StepFun 3.5 MTP by pwilkin · Pull Request #23274 · ggml-org/llama.cpp

Posted by jacek2023@reddit | LocalLLaMA | View on Reddit | 11 comments

so we have StepFun MTP before Gemma MTP :)

[-]

XccesSv2@reddit

I love the llama.cpp devs. Does this also work for 3.7?

[-]

Yep i downloaded the Q8 from here https://huggingface.co/notSnix/Step-3.7-Flash-Q4_K_M-MTP-GGUF and used it with unsloth Quants via --model-draft Step-3.7-Flash-MTP-Q8_0.gguf --spec-type draft-mtp --spec-draft-n-max 2 --spec-draft-p-min 0.60

So yes, it works, it feels very nice

[-]

ilintar@reddit

Sweet!

[-]

jacek2023@reddit (OP)

I hope it will work with both 3.5 and 3.7 because I prefered 3.5 in my local tests

[-]

dampflokfreund@reddit

Has Gemma 4 support been added?

[-]

jacek2023@reddit (OP)

link is in the post

[-]

mr_zerolith@reddit

Nice, any idea of what the additional ram requirement is?

[-]

pmttyji@reddit

Nice.

Dumb question : Does this requires new GGUF or existing one is fine to play with?
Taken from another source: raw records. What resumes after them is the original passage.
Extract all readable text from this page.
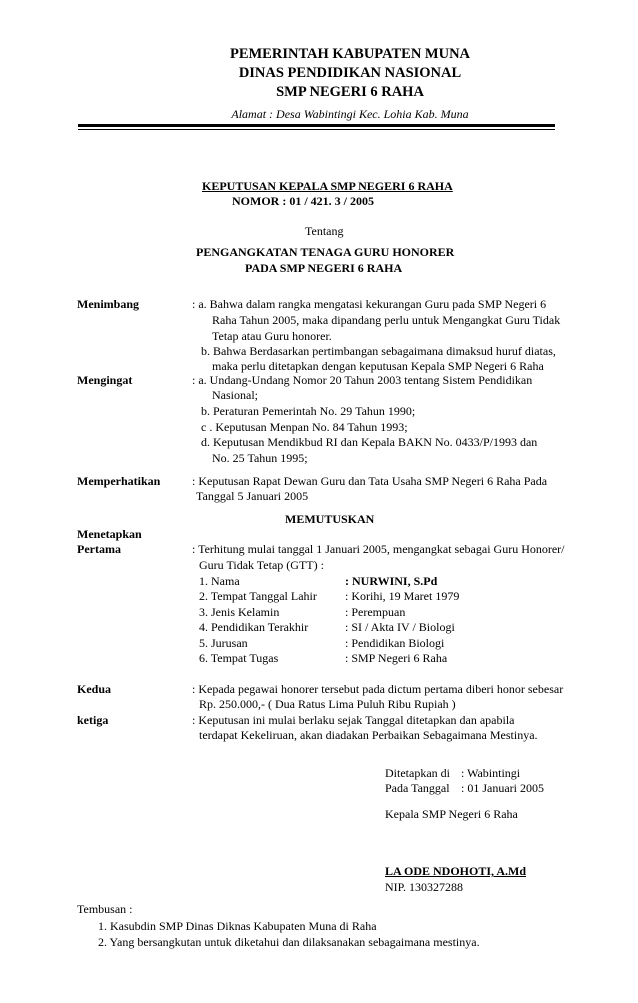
PEMERINTAH KABUPATEN MUNA
DINAS PENDIDIKAN NASIONAL
SMP NEGERI 6 RAHA
Alamat : Desa Wabintingi Kec. Lohia Kab. Muna
KEPUTUSAN KEPALA SMP NEGERI 6 RAHA
NOMOR : 01 / 421. 3 / 2005
Tentang
PENGANGKATAN TENAGA GURU HONORER
PADA SMP NEGERI 6 RAHA
Menimbang	: a. Bahwa dalam rangka mengatasi kekurangan Guru pada SMP Negeri 6
Raha Tahun 2005, maka dipandang perlu untuk Mengangkat Guru Tidak
Tetap atau Guru honorer.
b. Bahwa Berdasarkan pertimbangan sebagaimana dimaksud huruf diatas,
maka perlu ditetapkan dengan keputusan Kepala SMP Negeri 6 Raha
Mengingat	: a. Undang-Undang Nomor 20 Tahun 2003 tentang Sistem Pendidikan
Nasional;
b. Peraturan Pemerintah No. 29 Tahun 1990;
c . Keputusan Menpan No. 84 Tahun 1993;
d. Keputusan Mendikbud RI dan Kepala BAKN No. 0433/P/1993 dan
No. 25 Tahun 1995;
Memperhatikan	: Keputusan Rapat Dewan Guru dan Tata Usaha SMP Negeri 6 Raha Pada
Tanggal 5 Januari 2005
MEMUTUSKAN
Menetapkan
Pertama	: Terhitung mulai tanggal 1 Januari 2005, mengangkat sebagai Guru Honorer/
Guru Tidak Tetap (GTT) :
1. Nama	: NURWINI, S.Pd
2. Tempat Tanggal Lahir : Korihi, 19 Maret 1979
3. Jenis Kelamin	: Perempuan
4. Pendidikan Terakhir	: SI / Akta IV / Biologi
5. Jurusan	: Pendidikan Biologi
6. Tempat Tugas	: SMP Negeri 6 Raha
Kedua	: Kepada pegawai honorer tersebut pada dictum pertama diberi honor sebesar
Rp. 250.000,- ( Dua Ratus Lima Puluh Ribu Rupiah )
ketiga	: Keputusan ini mulai berlaku sejak Tanggal ditetapkan dan apabila
terdapat Kekeliruan, akan diadakan Perbaikan Sebagaimana Mestinya.
Ditetapkan di : Wabintingi
Pada Tanggal : 01 Januari 2005
Kepala SMP Negeri 6 Raha
LA ODE NDOHOTI, A.Md
NIP. 130327288
Tembusan :
1. Kasubdin SMP Dinas Diknas Kabupaten Muna di Raha
2. Yang bersangkutan untuk diketahui dan dilaksanakan sebagaimana mestinya.
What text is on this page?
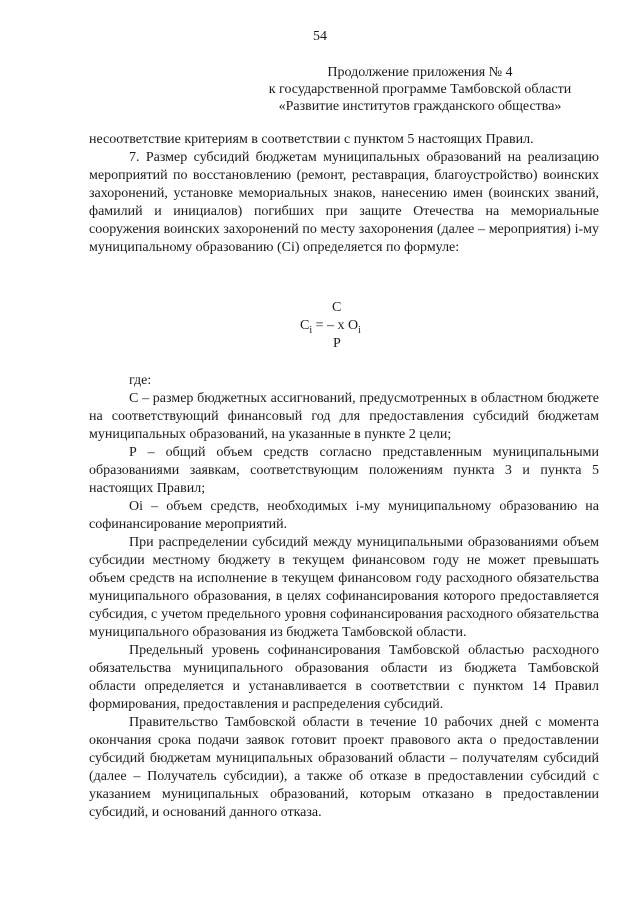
54
Продолжение приложения № 4
к государственной программе Тамбовской области
«Развитие институтов гражданского общества»

несоответствие критериям в соответствии с пунктом 5 настоящих Правил.

7. Размер субсидий бюджетам муниципальных образований на реализацию мероприятий по восстановлению (ремонт, реставрация, благоустройство) воинских захоронений, установке мемориальных знаков, нанесению имен (воинских званий, фамилий и инициалов) погибших при защите Отечества на мемориальные сооружения воинских захоронений по месту захоронения (далее – мероприятия) i-му муниципальному образованию (Ci) определяется по формуле:

C
$C_i$ = – x $O_i$
P

где:

С – размер бюджетных ассигнований, предусмотренных в областном бюджете на соответствующий финансовый год для предоставления субсидий бюджетам муниципальных образований, на указанные в пункте 2 цели;

Р – общий объем средств согласно представленным муниципальными образованиями заявкам, соответствующим положениям пункта 3 и пункта 5 настоящих Правил;

Oi – объем средств, необходимых i-му муниципальному образованию на софинансирование мероприятий.

При распределении субсидий между муниципальными образованиями объем субсидии местному бюджету в текущем финансовом году не может превышать объем средств на исполнение в текущем финансовом году расходного обязательства муниципального образования, в целях софинансирования которого предоставляется субсидия, с учетом предельного уровня софинансирования расходного обязательства муниципального образования из бюджета Тамбовской области.

Предельный уровень софинансирования Тамбовской областью расходного обязательства муниципального образования области из бюджета Тамбовской области определяется и устанавливается в соответствии с пунктом 14 Правил формирования, предоставления и распределения субсидий.

Правительство Тамбовской области в течение 10 рабочих дней с момента окончания срока подачи заявок готовит проект правового акта о предоставлении субсидий бюджетам муниципальных образований области – получателям субсидий (далее – Получатель субсидии), а также об отказе в предоставлении субсидий с указанием муниципальных образований, которым отказано в предоставлении субсидий, и оснований данного отказа.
Qwen3.6 models required new GGUFs so asked this question.

[-]

Then-Topic8766@reddit

It seams so. I build now and tried with StepFun gguf. It throws an error 'llama_init_from_model: context type MTP requested but model doesn't contain MTP layers'

[-]

Due_Net_3342@reddit

from what i get from the discussion this is more like a light version of the MTP implementation, with a proper one coming from stepfun?